My son was shamed and made to feel that he was unwelcome. He was diagnosed with ADHD after leaving this school and is now in therapy and taking the appropriate medications to thrive in another school. The administration and teachers were asked many times if they thought that his inability to sit still and pay attention were due to ADHD and they adamantly claimed that he was doing it on purpose because of my poor parenting skills. I read recommended parenting books and went to love and logic seminars only to have his contract terminated by email. He now is being treated not only for ADHD but also for poor self esteem that can be attributed to his experience at MMS. For the amount if money spent on tuition, I would expect the staff to be able to recognize something as common as ADHD. Despicable.

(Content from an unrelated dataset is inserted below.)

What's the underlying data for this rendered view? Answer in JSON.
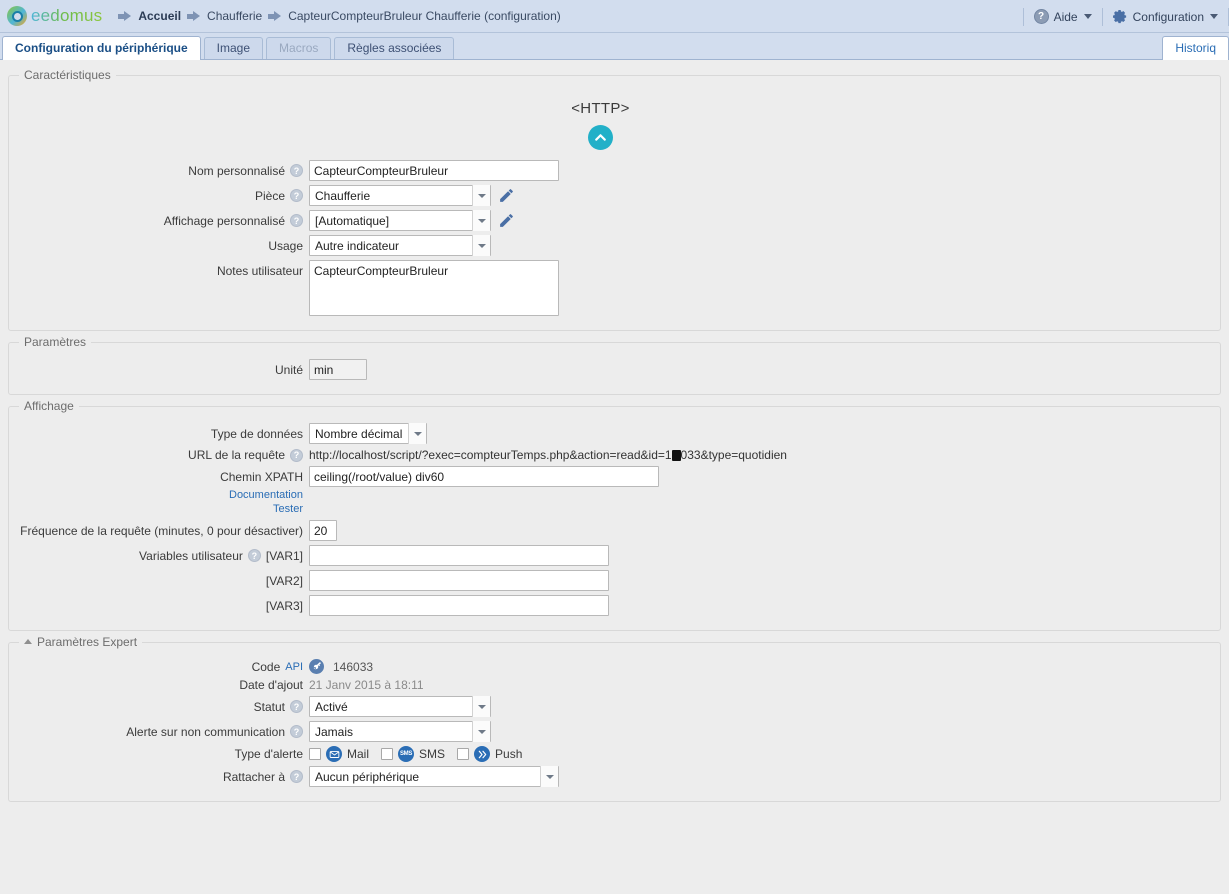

We have 3 kids at MMS & never intended to be here longer than "preschool" with our 1st child. We've invested 11+ years here and cannot speak highly enough about the diverse faculty, strong Administration and amazing "child-centered" community. As parents we've learned from the teachers - these kids are all capable of MORE than even WE think! They foster that independence here. While we have friends/peers who have left at various ages, those transitions are natural. MMS is not a universal fit (sometimes child/sometimes parent). Hopefully parents researching schools do their own investigating and not base their choices on the unfortunate experiences of disgruntled folks. While it's disappointing that not everyone has had the outstanding experience that our family continues to have, MMS makes leaders, thinkers, compassionate achievers out of those committed. While I may not agree w/ all Admin choices - I believe that as professionals that THEY KNOW BEST of what they are doing in this educational setting (not parents). That is why we CHOOSE to pay to send them to this private school. It's UNIQUE and like none other, and therefore - not for everyone. PROUD PARENT!

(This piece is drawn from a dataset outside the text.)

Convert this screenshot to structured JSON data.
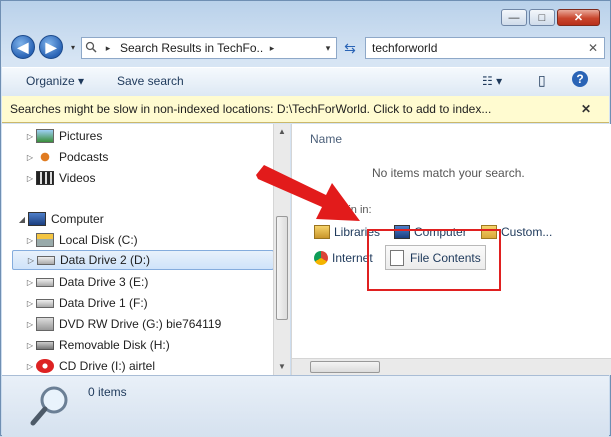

I visited several schools for my son and this school stood out among them all as the best choice (of public and private options). My son came here from another Montessori school that only went through 5K and entered his new room 1-3 grade room with warmth and support. He loves school, loves his teachers and loves his classmates. While the school has some not traditional or not strict Montessori components, it is a good blend of traditional and new. As a first grader he writes in cursive, divides and multiplies, reads chapter books, builds robots, has great attention to detail, respects himself, others and property, questions, observes and thinks. All of this with very little homework (flashcards and reading) at night. I have visited the school often and see students engaged, respectful and working hard. Students are very independent and are motivated to work hard. While a Montessori school is not for everyone, if this is the type of teaching you are looking for I would not hesitate to recommend MMS.